En matière d’IFD, la commission propose d’imposer la valeur locative à raison des 2/3 de la valeur du marché. Il conviendrait en outre de renoncer à toute réduction de la valeur locative pour les nouveaux propriétaires, de même qu’en cas de sous-utilisation . 

La commission a en outre demandé à l’AFC des informations supplémentaires relatives aux différentes variantes en discussion (changement de système ou amélioration du système) ainsi qu’une proposition visant à éviter des cas de rigueur, par ex. lors d’une relation manifestement disproportionnée entre la valeur locative et le revenu. L’AFC devra également présenter une solution visant à éviter toute valeur locative négative.

Aucune décision n’a été prise quant à l’épargne-logerment et les éventuels liens avec la LHID. 

La seconde lecture du projet aura lieu après la pause d’été, afin que le projet de loi puisse être si possible soumis lors de la session d’automne au Conseil des Etats, cela en même temps que les deux autres parties du paquet fiscal.

- 2002, 23 août : la CER-E met un terme à ses délibérations concernant la réforme de l’imposition de la propriété du logement.

Par 9 voix contre 3, elle propose de renoncer à un changement de système - jugé trop coûteux - et de maintenir l’imposition de la valeur locative en l’aménageant de quelques améliorations (= «statu quo amélioré»). Elle veut donc maintenir la valeur locative que le Conseil national avait supprimée (cf. 26 septembre 2001) tout en la réduisant à 60 % de la valeur de marché, selon la règle «Valeur de marché moins 40 %».
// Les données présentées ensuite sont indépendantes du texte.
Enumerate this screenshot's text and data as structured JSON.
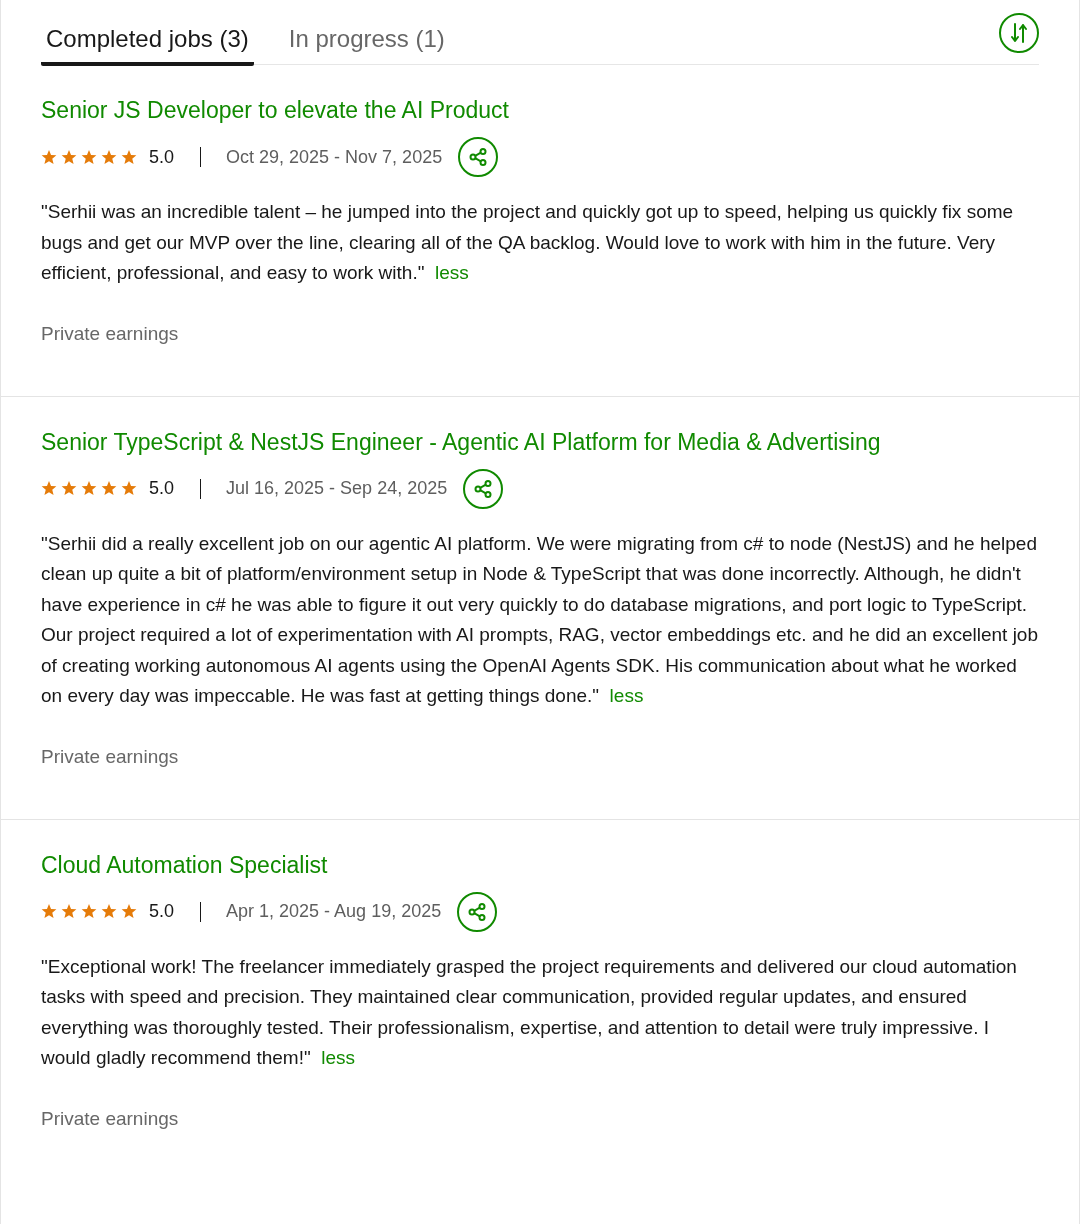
{
  "tabs": [
    {
      "label": "Completed jobs (3)",
      "selected": true
    },
    {
      "label": "In progress (1)",
      "selected": false
    }
  ],
  "jobs": [
    {
      "title": "Senior JS Developer to elevate the AI Product",
      "stars": 5,
      "rating": "5.0",
      "dates": "Oct 29, 2025 - Nov 7, 2025",
      "review": "\"Serhii was an incredible talent – he jumped into the project and quickly got up to speed, helping us quickly fix some bugs and get our MVP over the line, clearing all of the QA backlog. Would love to work with him in the future. Very efficient, professional, and easy to work with.\"",
      "toggle": "less",
      "earnings": "Private earnings"
    },
    {
      "title": "Senior TypeScript & NestJS Engineer - Agentic AI Platform for Media & Advertising",
      "stars": 5,
      "rating": "5.0",
      "dates": "Jul 16, 2025 - Sep 24, 2025",
      "review": "\"Serhii did a really excellent job on our agentic AI platform. We were migrating from c# to node (NestJS) and he helped clean up quite a bit of platform/environment setup in Node & TypeScript that was done incorrectly. Although, he didn't have experience in c# he was able to figure it out very quickly to do database migrations, and port logic to TypeScript. Our project required a lot of experimentation with AI prompts, RAG, vector embeddings etc. and he did an excellent job of creating working autonomous AI agents using the OpenAI Agents SDK. His communication about what he worked on every day was impeccable. He was fast at getting things done.\"",
      "toggle": "less",
      "earnings": "Private earnings"
    },
    {
      "title": "Cloud Automation Specialist",
      "stars": 5,
      "rating": "5.0",
      "dates": "Apr 1, 2025 - Aug 19, 2025",
      "review": "\"Exceptional work! The freelancer immediately grasped the project requirements and delivered our cloud automation tasks with speed and precision. They maintained clear communication, provided regular updates, and ensured everything was thoroughly tested. Their professionalism, expertise, and attention to detail were truly impressive. I would gladly recommend them!\"",
      "toggle": "less",
      "earnings": "Private earnings"
    }
  ]
}
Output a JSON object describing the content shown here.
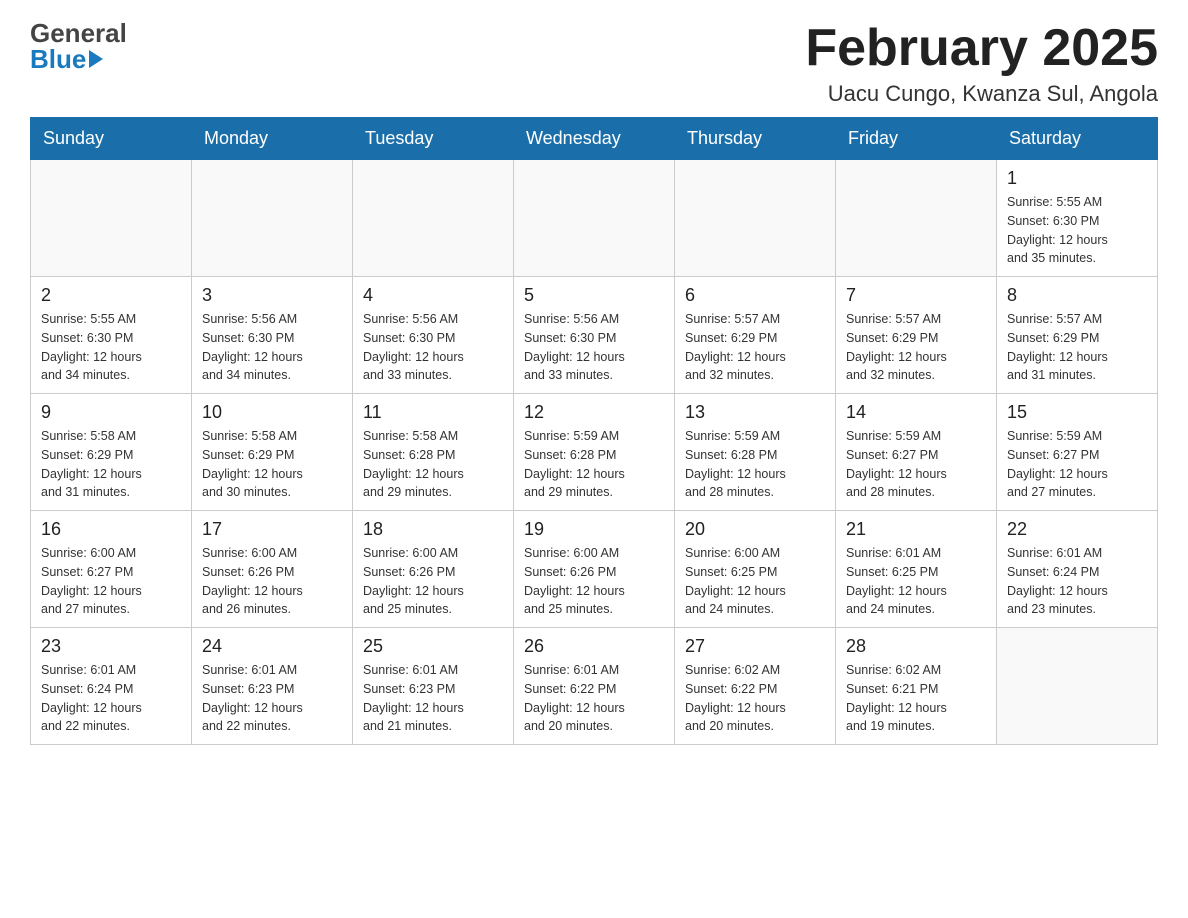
{
  "header": {
    "logo_line1": "General",
    "logo_line2": "Blue",
    "title": "February 2025",
    "subtitle": "Uacu Cungo, Kwanza Sul, Angola"
  },
  "weekdays": [
    "Sunday",
    "Monday",
    "Tuesday",
    "Wednesday",
    "Thursday",
    "Friday",
    "Saturday"
  ],
  "weeks": [
    [
      {
        "day": "",
        "info": ""
      },
      {
        "day": "",
        "info": ""
      },
      {
        "day": "",
        "info": ""
      },
      {
        "day": "",
        "info": ""
      },
      {
        "day": "",
        "info": ""
      },
      {
        "day": "",
        "info": ""
      },
      {
        "day": "1",
        "info": "Sunrise: 5:55 AM\nSunset: 6:30 PM\nDaylight: 12 hours\nand 35 minutes."
      }
    ],
    [
      {
        "day": "2",
        "info": "Sunrise: 5:55 AM\nSunset: 6:30 PM\nDaylight: 12 hours\nand 34 minutes."
      },
      {
        "day": "3",
        "info": "Sunrise: 5:56 AM\nSunset: 6:30 PM\nDaylight: 12 hours\nand 34 minutes."
      },
      {
        "day": "4",
        "info": "Sunrise: 5:56 AM\nSunset: 6:30 PM\nDaylight: 12 hours\nand 33 minutes."
      },
      {
        "day": "5",
        "info": "Sunrise: 5:56 AM\nSunset: 6:30 PM\nDaylight: 12 hours\nand 33 minutes."
      },
      {
        "day": "6",
        "info": "Sunrise: 5:57 AM\nSunset: 6:29 PM\nDaylight: 12 hours\nand 32 minutes."
      },
      {
        "day": "7",
        "info": "Sunrise: 5:57 AM\nSunset: 6:29 PM\nDaylight: 12 hours\nand 32 minutes."
      },
      {
        "day": "8",
        "info": "Sunrise: 5:57 AM\nSunset: 6:29 PM\nDaylight: 12 hours\nand 31 minutes."
      }
    ],
    [
      {
        "day": "9",
        "info": "Sunrise: 5:58 AM\nSunset: 6:29 PM\nDaylight: 12 hours\nand 31 minutes."
      },
      {
        "day": "10",
        "info": "Sunrise: 5:58 AM\nSunset: 6:29 PM\nDaylight: 12 hours\nand 30 minutes."
      },
      {
        "day": "11",
        "info": "Sunrise: 5:58 AM\nSunset: 6:28 PM\nDaylight: 12 hours\nand 29 minutes."
      },
      {
        "day": "12",
        "info": "Sunrise: 5:59 AM\nSunset: 6:28 PM\nDaylight: 12 hours\nand 29 minutes."
      },
      {
        "day": "13",
        "info": "Sunrise: 5:59 AM\nSunset: 6:28 PM\nDaylight: 12 hours\nand 28 minutes."
      },
      {
        "day": "14",
        "info": "Sunrise: 5:59 AM\nSunset: 6:27 PM\nDaylight: 12 hours\nand 28 minutes."
      },
      {
        "day": "15",
        "info": "Sunrise: 5:59 AM\nSunset: 6:27 PM\nDaylight: 12 hours\nand 27 minutes."
      }
    ],
    [
      {
        "day": "16",
        "info": "Sunrise: 6:00 AM\nSunset: 6:27 PM\nDaylight: 12 hours\nand 27 minutes."
      },
      {
        "day": "17",
        "info": "Sunrise: 6:00 AM\nSunset: 6:26 PM\nDaylight: 12 hours\nand 26 minutes."
      },
      {
        "day": "18",
        "info": "Sunrise: 6:00 AM\nSunset: 6:26 PM\nDaylight: 12 hours\nand 25 minutes."
      },
      {
        "day": "19",
        "info": "Sunrise: 6:00 AM\nSunset: 6:26 PM\nDaylight: 12 hours\nand 25 minutes."
      },
      {
        "day": "20",
        "info": "Sunrise: 6:00 AM\nSunset: 6:25 PM\nDaylight: 12 hours\nand 24 minutes."
      },
      {
        "day": "21",
        "info": "Sunrise: 6:01 AM\nSunset: 6:25 PM\nDaylight: 12 hours\nand 24 minutes."
      },
      {
        "day": "22",
        "info": "Sunrise: 6:01 AM\nSunset: 6:24 PM\nDaylight: 12 hours\nand 23 minutes."
      }
    ],
    [
      {
        "day": "23",
        "info": "Sunrise: 6:01 AM\nSunset: 6:24 PM\nDaylight: 12 hours\nand 22 minutes."
      },
      {
        "day": "24",
        "info": "Sunrise: 6:01 AM\nSunset: 6:23 PM\nDaylight: 12 hours\nand 22 minutes."
      },
      {
        "day": "25",
        "info": "Sunrise: 6:01 AM\nSunset: 6:23 PM\nDaylight: 12 hours\nand 21 minutes."
      },
      {
        "day": "26",
        "info": "Sunrise: 6:01 AM\nSunset: 6:22 PM\nDaylight: 12 hours\nand 20 minutes."
      },
      {
        "day": "27",
        "info": "Sunrise: 6:02 AM\nSunset: 6:22 PM\nDaylight: 12 hours\nand 20 minutes."
      },
      {
        "day": "28",
        "info": "Sunrise: 6:02 AM\nSunset: 6:21 PM\nDaylight: 12 hours\nand 19 minutes."
      },
      {
        "day": "",
        "info": ""
      }
    ]
  ]
}
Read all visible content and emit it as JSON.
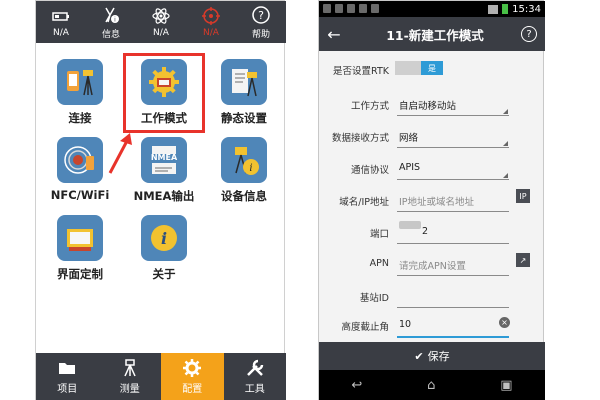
{
  "left": {
    "top_bar": [
      {
        "label": "N/A",
        "icon": "device-icon"
      },
      {
        "label": "信息",
        "icon": "info-tower-icon"
      },
      {
        "label": "N/A",
        "icon": "atom-icon"
      },
      {
        "label": "N/A",
        "icon": "crosshair-icon"
      },
      {
        "label": "帮助",
        "icon": "help-icon"
      }
    ],
    "apps": [
      {
        "label": "连接"
      },
      {
        "label": "工作模式"
      },
      {
        "label": "静态设置"
      },
      {
        "label": "NFC/WiFi"
      },
      {
        "label": "NMEA输出",
        "icon_text": "NMEA"
      },
      {
        "label": "设备信息"
      },
      {
        "label": "界面定制"
      },
      {
        "label": "关于"
      }
    ],
    "bottom_bar": [
      {
        "label": "项目"
      },
      {
        "label": "测量"
      },
      {
        "label": "配置"
      },
      {
        "label": "工具"
      }
    ]
  },
  "right": {
    "status_time": "15:34",
    "title": "11-新建工作模式",
    "help": "?",
    "fields": [
      {
        "label": "是否设置RTK",
        "toggle": "是"
      },
      {
        "label": "工作方式",
        "value": "自启动移动站"
      },
      {
        "label": "数据接收方式",
        "value": "网络"
      },
      {
        "label": "通信协议",
        "value": "APIS"
      },
      {
        "label": "域名/IP地址",
        "placeholder": "IP地址或域名地址",
        "button": "IP"
      },
      {
        "label": "端口",
        "value": "2"
      },
      {
        "label": "APN",
        "placeholder": "请完成APN设置",
        "button": "↗"
      },
      {
        "label": "基站ID",
        "value": ""
      },
      {
        "label": "高度截止角",
        "value": "10"
      }
    ],
    "save_label": "保存"
  }
}
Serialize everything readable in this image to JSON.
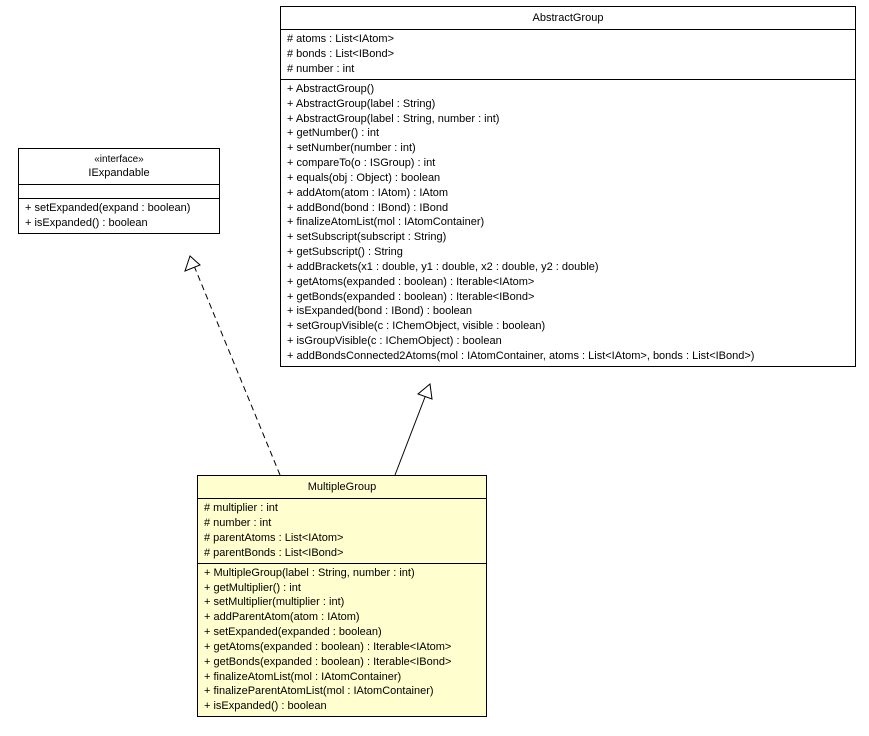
{
  "interface_box": {
    "stereotype": "«interface»",
    "name": "IExpandable",
    "methods": [
      "+ setExpanded(expand : boolean)",
      "+ isExpanded() : boolean"
    ]
  },
  "abstract_box": {
    "name": "AbstractGroup",
    "attributes": [
      "# atoms : List<IAtom>",
      "# bonds : List<IBond>",
      "# number : int"
    ],
    "methods": [
      "+ AbstractGroup()",
      "+ AbstractGroup(label : String)",
      "+ AbstractGroup(label : String, number : int)",
      "+ getNumber() : int",
      "+ setNumber(number : int)",
      "+ compareTo(o : ISGroup) : int",
      "+ equals(obj : Object) : boolean",
      "+ addAtom(atom : IAtom) : IAtom",
      "+ addBond(bond : IBond) : IBond",
      "+ finalizeAtomList(mol : IAtomContainer)",
      "+ setSubscript(subscript : String)",
      "+ getSubscript() : String",
      "+ addBrackets(x1 : double, y1 : double, x2 : double, y2 : double)",
      "+ getAtoms(expanded : boolean) : Iterable<IAtom>",
      "+ getBonds(expanded : boolean) : Iterable<IBond>",
      "+ isExpanded(bond : IBond) : boolean",
      "+ setGroupVisible(c : IChemObject, visible : boolean)",
      "+ isGroupVisible(c : IChemObject) : boolean",
      "+ addBondsConnected2Atoms(mol : IAtomContainer, atoms : List<IAtom>, bonds : List<IBond>)"
    ]
  },
  "multiple_box": {
    "name": "MultipleGroup",
    "attributes": [
      "# multiplier : int",
      "# number : int",
      "# parentAtoms : List<IAtom>",
      "# parentBonds : List<IBond>"
    ],
    "methods": [
      "+ MultipleGroup(label : String, number : int)",
      "+ getMultiplier() : int",
      "+ setMultiplier(multiplier : int)",
      "+ addParentAtom(atom : IAtom)",
      "+ setExpanded(expanded : boolean)",
      "+ getAtoms(expanded : boolean) : Iterable<IAtom>",
      "+ getBonds(expanded : boolean) : Iterable<IBond>",
      "+ finalizeAtomList(mol : IAtomContainer)",
      "+ finalizeParentAtomList(mol : IAtomContainer)",
      "+ isExpanded() : boolean"
    ]
  }
}
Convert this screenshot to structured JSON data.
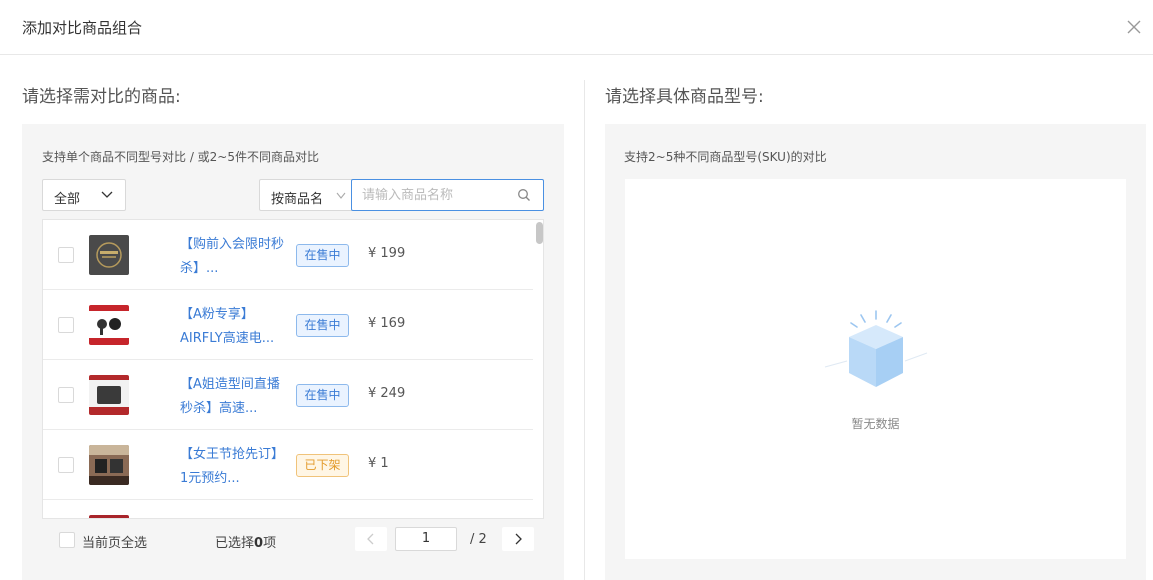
{
  "dialog": {
    "title": "添加对比商品组合"
  },
  "left": {
    "section_title": "请选择需对比的商品:",
    "hint": "支持单个商品不同型号对比 / 或2~5件不同商品对比",
    "filter_select_value": "全部",
    "search_mode_label": "按商品名",
    "search_placeholder": "请输入商品名称",
    "products": [
      {
        "name": "【购前入会限时秒杀】...",
        "status": "在售中",
        "status_type": "on",
        "price": "¥ 199",
        "thumb_color": "#555555"
      },
      {
        "name": "【A粉专享】AIRFLY高速电...",
        "status": "在售中",
        "status_type": "on",
        "price": "¥ 169",
        "thumb_color": "#c6252b"
      },
      {
        "name": "【A姐造型间直播秒杀】高速...",
        "status": "在售中",
        "status_type": "on",
        "price": "¥ 249",
        "thumb_color": "#b3292b"
      },
      {
        "name": "【女王节抢先订】1元预约...",
        "status": "已下架",
        "status_type": "off",
        "price": "¥ 1",
        "thumb_color": "#6b4a3a"
      }
    ],
    "footer": {
      "select_all_label": "当前页全选",
      "selected_prefix": "已选择",
      "selected_count": "0",
      "selected_suffix": "项",
      "page_current": "1",
      "page_total": "/ 2"
    }
  },
  "right": {
    "section_title": "请选择具体商品型号:",
    "hint": "支持2~5种不同商品型号(SKU)的对比",
    "empty_text": "暂无数据"
  },
  "colors": {
    "accent": "#3a7bd5",
    "on_sale": "#3a7bd5",
    "off_shelf": "#e39b2c",
    "panel_bg": "#f5f5f5"
  }
}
Dans les cas de rigueur (disproportion coûts/liquidités), elle pourrait même être réduite d’un tiers au maximum.

La déduction pour l’épargne-logement devrait être réalisée dans le cadre du 3e pilier A (= selon projet du Conseil fédéral).

Ces mesures devraient entraîner une perte de recettes de 170 millions de francs pour l’IFD.

Une minorité de la commission propose de changer le système d’imposition et de suivre dans une large mesure le Conseil fédéral (pertes fiscales : 185 millions pour l’IFD).

Le projet ne sera pas soumis au plénum du Conseil des Etats avant la session de décembre, car la CER-E veut d’abord consulter les cantons.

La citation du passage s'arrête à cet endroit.